Le président de la République a donc décidé de soumettre les amendements constitutionnels rejetés par le Sénat à l’arbitrage du peuple mauritanien. Il tient, en dépit des avis défavorables des juristes, dont certains qui ont publié ce mardi une déclaration (voir page 2) et des contestations, variablement virulentes, de l’opposition dite radicale (FNDU et RFD), des anciens bâtonniers de la République, à utiliser l’article 38 de la Constitution pour faire modifier celle-ci. Ould Abdel Aziz tient à sa décision, laisse-t-il entendre, tout simplement parce qu’il est le chef et incarne les institutions. « Trente-trois individus, fussent-ils sénateurs et de ma majorité, ne peuvent pas bloquer ma volonté » : voilà qui est clair et limpide. Le chef a toujours raison, même quand il a tort, selon la célèbre maxime de l’Armée. Nous irons donc au referendum parce que le chef l’a voulu et parce que nous en avons les moyens, selon lui. Toute la République va se mettre en branle, pour exiger un oui massif des populations, taraudées qu’elles sont par les problèmes de leur quotidien dont presque personne ne se soucie. Même si la date n’est pas encore officiellement arrêtée, on évoque fin Juillet et les troupes du gouvernement sont déjà en chauffe. Ainsi le principal parti de la majorité, l’UPR, a tenu une réunion de son bureau exécutif, jeudi dernier. Objectif : préparer la mise en place de commissions de sensibilisation. Elles vont sillonner le pays, en long et en large, pour inciter/motiver les gens à approuver, contrairement aux sénateurs, la modification de la Constitution.
Toujours dans la même stratégie, le président de la République aurait intimé l’ordre de ranger aux oubliettes les querelles de positionnement, entre certains segments de sa majorité. Moulaye ould Mohamed Lagdhdaf et l’actuel Premier des ministres, Ould Hademine, ont été sommés de taire leurs divergences, pour éviter tout autre claque au gouvernement. Le président de la République n’entend pas perdre le referendum. Et s’il le perdait ? Inimaginable pour un homme qui se targue de n’être pas né pour échouer et n’entend jamais démissionner d’un pouvoir qu’il a conquis par sa propre volonté. Nous sommes donc en République très très démocratique du Gondwana ?
Messaoud met les pieds dans le plat
Resté longtemps silencieux, le président de l’Alliance Populaire Progressiste (APP), Messaoud ould Boulkheïr, a clairement affiché, dans une interview exclusive au Calame, son soutien au referendum. Mieux, APP battra campagne en sa faveur. Parce que « le recours au referendum », estime l’ancien président de l’Assemblée nationale, « un argument fondé, du point de vue de la Constitution, de la loi, de la justice, de la logique politique et de la morale ». On se rappelle qu’APP est un des participants au dernier dialogue qui s’est opposé au recours du Parlement, par le gouvernement, pour faire passer les amendements constitutionnels.

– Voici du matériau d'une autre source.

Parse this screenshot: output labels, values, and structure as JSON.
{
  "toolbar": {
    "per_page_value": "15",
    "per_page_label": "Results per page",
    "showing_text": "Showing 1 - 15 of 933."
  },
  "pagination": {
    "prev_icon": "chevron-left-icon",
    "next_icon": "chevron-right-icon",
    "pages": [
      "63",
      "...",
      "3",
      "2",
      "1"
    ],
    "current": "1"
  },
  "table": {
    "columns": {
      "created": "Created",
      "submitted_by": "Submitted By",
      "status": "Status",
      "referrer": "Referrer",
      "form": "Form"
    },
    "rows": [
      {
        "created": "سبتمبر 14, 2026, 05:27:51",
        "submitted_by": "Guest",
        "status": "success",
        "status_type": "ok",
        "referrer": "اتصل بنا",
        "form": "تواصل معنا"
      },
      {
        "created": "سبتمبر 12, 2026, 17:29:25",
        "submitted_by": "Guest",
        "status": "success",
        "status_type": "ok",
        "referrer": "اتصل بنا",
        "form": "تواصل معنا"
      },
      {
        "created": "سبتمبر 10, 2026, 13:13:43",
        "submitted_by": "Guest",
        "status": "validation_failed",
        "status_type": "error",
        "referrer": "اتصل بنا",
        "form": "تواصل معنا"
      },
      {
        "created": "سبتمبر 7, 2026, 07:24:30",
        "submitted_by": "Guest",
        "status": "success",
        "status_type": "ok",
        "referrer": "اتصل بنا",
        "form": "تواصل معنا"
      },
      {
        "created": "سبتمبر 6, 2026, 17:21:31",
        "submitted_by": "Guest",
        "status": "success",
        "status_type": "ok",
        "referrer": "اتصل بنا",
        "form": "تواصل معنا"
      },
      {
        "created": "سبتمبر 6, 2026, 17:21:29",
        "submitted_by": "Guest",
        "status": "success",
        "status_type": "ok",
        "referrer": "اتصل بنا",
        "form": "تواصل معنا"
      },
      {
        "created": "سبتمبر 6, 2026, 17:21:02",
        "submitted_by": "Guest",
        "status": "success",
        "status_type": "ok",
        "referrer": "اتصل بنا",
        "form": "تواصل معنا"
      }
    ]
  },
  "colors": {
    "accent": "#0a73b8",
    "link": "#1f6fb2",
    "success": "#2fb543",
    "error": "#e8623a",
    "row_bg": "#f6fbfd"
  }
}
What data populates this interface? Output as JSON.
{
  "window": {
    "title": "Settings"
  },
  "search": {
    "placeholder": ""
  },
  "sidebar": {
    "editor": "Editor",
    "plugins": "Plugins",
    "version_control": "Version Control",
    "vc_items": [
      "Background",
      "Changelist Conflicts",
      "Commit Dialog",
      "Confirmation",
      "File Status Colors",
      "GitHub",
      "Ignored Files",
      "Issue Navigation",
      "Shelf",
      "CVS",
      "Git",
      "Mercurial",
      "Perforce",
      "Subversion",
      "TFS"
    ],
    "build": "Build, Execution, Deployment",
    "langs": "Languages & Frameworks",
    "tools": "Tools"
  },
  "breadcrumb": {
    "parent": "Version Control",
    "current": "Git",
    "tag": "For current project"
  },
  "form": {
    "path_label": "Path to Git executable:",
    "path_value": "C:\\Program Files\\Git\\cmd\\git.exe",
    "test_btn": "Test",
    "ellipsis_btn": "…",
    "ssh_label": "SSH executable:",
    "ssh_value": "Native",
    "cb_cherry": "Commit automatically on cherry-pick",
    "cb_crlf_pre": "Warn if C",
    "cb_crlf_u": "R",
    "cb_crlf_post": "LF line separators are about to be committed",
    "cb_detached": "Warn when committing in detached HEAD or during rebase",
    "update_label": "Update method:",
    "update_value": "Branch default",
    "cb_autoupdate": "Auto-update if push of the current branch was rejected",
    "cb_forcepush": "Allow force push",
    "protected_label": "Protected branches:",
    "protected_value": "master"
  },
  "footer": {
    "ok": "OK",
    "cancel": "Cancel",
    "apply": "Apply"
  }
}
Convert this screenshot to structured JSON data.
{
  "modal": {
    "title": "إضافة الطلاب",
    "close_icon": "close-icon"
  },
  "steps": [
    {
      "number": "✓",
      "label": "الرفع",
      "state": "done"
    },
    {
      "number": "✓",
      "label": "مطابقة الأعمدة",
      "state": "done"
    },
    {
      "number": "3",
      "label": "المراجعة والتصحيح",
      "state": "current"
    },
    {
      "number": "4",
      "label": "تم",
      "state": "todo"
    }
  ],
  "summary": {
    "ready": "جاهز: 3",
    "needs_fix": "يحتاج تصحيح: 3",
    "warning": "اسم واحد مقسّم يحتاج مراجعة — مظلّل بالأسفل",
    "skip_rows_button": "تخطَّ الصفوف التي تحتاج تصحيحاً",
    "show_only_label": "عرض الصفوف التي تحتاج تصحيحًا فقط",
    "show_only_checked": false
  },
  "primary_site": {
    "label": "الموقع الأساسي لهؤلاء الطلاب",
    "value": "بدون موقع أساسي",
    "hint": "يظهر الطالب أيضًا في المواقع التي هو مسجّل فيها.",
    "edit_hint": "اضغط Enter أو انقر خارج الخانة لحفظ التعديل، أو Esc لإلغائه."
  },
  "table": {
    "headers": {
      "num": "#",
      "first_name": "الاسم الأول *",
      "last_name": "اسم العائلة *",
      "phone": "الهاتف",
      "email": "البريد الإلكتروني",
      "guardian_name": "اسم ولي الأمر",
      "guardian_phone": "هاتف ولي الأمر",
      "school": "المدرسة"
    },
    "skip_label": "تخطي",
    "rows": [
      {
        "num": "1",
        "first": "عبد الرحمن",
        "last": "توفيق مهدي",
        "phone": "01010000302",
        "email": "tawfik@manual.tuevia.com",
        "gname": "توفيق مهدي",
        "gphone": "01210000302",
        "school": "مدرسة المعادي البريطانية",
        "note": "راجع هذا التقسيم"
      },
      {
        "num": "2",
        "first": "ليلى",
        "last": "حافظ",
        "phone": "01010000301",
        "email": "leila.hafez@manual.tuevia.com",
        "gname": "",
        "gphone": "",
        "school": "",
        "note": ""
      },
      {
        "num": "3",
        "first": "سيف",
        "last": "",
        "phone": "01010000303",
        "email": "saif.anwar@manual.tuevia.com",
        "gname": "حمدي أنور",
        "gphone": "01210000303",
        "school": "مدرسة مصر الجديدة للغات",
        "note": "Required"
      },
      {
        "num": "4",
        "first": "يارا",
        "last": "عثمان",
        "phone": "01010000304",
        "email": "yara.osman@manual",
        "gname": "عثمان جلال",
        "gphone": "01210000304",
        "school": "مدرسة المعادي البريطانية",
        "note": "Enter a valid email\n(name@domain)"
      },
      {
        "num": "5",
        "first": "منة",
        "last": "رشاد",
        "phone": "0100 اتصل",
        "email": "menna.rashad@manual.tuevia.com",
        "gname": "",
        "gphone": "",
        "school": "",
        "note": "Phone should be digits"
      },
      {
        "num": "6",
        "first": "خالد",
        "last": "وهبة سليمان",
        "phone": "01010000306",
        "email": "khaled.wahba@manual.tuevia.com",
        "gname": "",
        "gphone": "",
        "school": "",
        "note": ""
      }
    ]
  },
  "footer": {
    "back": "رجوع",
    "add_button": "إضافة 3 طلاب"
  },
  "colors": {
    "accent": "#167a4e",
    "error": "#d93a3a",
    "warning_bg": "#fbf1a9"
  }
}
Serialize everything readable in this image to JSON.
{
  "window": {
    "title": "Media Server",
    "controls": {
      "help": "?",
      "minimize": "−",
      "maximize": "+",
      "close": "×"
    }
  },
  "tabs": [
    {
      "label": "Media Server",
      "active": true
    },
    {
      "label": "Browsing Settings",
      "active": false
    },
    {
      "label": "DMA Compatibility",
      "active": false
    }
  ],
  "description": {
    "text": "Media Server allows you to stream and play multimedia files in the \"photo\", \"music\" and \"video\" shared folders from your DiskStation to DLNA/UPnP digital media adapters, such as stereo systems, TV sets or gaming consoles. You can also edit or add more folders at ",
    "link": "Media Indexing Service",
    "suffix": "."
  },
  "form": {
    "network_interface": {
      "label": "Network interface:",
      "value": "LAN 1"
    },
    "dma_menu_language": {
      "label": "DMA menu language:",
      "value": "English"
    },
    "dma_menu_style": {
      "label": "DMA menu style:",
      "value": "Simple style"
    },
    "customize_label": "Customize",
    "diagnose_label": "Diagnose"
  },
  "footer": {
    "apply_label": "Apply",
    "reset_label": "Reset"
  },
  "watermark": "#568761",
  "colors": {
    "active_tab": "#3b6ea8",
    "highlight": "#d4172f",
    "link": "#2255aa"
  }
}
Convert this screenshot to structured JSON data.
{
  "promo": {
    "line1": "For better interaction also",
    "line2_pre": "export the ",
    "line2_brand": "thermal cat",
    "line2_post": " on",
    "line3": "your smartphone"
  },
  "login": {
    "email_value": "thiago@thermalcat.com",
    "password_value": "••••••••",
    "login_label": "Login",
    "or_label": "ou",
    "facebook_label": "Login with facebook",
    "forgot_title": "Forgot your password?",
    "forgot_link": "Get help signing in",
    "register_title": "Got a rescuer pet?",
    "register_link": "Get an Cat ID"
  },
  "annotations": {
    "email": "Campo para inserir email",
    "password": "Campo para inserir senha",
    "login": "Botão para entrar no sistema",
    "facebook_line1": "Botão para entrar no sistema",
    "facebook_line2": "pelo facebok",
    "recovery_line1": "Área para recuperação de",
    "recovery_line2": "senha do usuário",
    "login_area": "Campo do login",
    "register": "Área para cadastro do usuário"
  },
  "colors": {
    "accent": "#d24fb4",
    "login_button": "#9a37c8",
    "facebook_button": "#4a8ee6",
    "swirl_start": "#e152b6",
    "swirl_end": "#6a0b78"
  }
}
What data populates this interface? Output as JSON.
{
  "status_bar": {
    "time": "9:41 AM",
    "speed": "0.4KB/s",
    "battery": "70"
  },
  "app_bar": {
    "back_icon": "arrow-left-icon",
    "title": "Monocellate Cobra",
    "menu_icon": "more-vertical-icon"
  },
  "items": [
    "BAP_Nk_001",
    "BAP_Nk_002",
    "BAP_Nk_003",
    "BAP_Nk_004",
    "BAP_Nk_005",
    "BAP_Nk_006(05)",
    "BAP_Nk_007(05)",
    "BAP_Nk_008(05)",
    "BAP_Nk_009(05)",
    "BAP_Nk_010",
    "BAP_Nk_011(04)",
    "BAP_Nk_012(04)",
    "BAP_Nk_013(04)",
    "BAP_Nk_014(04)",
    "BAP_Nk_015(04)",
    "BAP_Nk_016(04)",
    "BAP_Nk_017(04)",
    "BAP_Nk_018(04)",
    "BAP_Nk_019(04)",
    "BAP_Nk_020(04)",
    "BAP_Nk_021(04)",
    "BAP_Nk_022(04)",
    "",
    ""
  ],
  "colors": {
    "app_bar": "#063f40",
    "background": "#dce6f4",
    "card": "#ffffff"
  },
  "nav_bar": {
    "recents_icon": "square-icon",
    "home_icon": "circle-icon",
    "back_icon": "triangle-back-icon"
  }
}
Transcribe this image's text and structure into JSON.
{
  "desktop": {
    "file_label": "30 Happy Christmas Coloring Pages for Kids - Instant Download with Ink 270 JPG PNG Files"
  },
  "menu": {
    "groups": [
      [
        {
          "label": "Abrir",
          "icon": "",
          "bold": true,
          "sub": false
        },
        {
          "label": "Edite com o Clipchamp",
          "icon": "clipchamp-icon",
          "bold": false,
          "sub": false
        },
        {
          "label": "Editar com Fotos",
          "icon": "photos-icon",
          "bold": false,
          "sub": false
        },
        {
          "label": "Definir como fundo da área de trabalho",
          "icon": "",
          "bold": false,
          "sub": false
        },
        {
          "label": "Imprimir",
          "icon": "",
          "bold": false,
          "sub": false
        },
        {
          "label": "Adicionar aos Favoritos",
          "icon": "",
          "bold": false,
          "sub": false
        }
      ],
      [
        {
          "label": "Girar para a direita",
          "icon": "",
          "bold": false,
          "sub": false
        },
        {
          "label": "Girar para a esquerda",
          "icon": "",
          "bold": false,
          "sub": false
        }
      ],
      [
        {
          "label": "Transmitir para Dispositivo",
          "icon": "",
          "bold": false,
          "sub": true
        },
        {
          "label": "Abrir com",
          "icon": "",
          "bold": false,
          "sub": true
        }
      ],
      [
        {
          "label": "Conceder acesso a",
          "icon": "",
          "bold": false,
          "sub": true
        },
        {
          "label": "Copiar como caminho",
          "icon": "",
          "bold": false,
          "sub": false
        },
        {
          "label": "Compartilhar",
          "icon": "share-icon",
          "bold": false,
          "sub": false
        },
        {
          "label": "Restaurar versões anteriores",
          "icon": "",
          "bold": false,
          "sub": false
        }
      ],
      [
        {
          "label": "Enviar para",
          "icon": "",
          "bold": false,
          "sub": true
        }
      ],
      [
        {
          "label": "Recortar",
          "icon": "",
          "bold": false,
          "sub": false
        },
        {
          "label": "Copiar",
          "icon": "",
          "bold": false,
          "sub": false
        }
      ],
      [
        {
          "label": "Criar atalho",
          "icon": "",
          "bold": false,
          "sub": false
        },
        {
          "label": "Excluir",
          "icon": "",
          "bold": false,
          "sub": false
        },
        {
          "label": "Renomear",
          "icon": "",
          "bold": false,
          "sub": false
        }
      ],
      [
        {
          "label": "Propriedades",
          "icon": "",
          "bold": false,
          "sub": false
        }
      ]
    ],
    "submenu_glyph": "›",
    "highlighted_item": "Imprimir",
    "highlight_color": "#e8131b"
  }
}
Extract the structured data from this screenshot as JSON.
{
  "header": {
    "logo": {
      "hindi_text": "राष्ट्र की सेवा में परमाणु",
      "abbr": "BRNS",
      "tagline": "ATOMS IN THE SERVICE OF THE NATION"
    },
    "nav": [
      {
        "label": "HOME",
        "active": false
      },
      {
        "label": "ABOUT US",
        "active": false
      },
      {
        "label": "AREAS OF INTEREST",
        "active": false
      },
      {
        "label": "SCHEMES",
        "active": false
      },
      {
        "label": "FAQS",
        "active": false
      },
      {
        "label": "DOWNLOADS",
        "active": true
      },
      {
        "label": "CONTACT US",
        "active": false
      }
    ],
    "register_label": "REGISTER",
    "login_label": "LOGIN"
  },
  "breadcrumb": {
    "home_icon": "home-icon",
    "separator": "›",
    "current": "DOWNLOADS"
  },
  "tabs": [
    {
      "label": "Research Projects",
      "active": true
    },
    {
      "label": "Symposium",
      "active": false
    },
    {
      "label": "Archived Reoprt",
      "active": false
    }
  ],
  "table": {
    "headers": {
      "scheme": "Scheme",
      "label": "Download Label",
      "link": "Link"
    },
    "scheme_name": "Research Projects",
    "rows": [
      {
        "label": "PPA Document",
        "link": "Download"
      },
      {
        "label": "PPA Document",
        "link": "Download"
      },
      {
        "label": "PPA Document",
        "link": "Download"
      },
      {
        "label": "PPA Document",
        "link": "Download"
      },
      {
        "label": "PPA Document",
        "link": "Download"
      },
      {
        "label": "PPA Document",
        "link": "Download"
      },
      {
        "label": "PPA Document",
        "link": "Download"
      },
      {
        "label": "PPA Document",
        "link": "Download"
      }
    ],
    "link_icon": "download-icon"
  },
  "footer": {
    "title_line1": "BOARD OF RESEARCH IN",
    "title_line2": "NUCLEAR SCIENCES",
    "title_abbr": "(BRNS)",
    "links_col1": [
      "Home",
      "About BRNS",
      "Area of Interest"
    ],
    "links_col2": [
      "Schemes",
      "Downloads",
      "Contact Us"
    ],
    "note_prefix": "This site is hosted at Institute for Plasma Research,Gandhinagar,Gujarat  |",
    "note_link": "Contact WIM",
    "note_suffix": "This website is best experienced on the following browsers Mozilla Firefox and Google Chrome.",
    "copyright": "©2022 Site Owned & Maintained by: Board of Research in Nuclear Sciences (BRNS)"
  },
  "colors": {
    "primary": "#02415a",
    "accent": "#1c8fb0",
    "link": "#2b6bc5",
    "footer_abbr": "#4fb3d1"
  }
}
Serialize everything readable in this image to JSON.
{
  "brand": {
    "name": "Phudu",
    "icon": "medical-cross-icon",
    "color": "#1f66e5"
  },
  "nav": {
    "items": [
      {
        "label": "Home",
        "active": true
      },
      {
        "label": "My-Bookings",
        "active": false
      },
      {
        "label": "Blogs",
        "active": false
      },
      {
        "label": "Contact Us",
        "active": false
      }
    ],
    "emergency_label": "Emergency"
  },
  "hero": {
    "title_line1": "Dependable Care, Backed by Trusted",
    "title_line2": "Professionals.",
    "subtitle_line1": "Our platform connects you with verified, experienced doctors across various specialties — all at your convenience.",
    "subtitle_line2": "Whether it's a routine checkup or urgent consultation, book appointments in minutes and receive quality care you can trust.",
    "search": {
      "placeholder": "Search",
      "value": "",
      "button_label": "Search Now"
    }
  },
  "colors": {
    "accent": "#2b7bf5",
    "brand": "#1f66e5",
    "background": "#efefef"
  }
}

Cette sortie d’Ould Boulkheïr est généralement interprétée comme un soutien au Président empêtré dans une crise, au sein même de sa propre majorité. Certains leaders de l’opposition évoquent l’« Acte 3 » de ses manœuvres en faveur d’Ould Abdel Aziz. Et de rappeler comment Messaoud ould Boulkheïr désamorça la bombe du Printemps Arabe dont l’onde de choc commençait à atteindre notre pays, avant de sauver le pouvoir, lors de la rocambolesque « balle amie ». Des rumeurs, de plus en plus persistantes, faisaient alors croire qu’Ould Abdel Aziz, évacué en France, était dans l’incapacité de gouverner le pays. Pour « rassurer les Mauritaniens », il fallut une conférence de presse et des déclarations fracassantes du président d’APP : « J’ai parlé au Président qui se porte à merveille », avait, en substance, déclaré Messaoud coupant l’herbe sous les pieds de « l’autre » opposition. Des gestes qui n’auraient pas été payés en conséquence, estiment beaucoup de cadres et militants d’APP, mais que l’intéressé explique par son seul désir de sauver la Mauritanie et lui éviter le désastre.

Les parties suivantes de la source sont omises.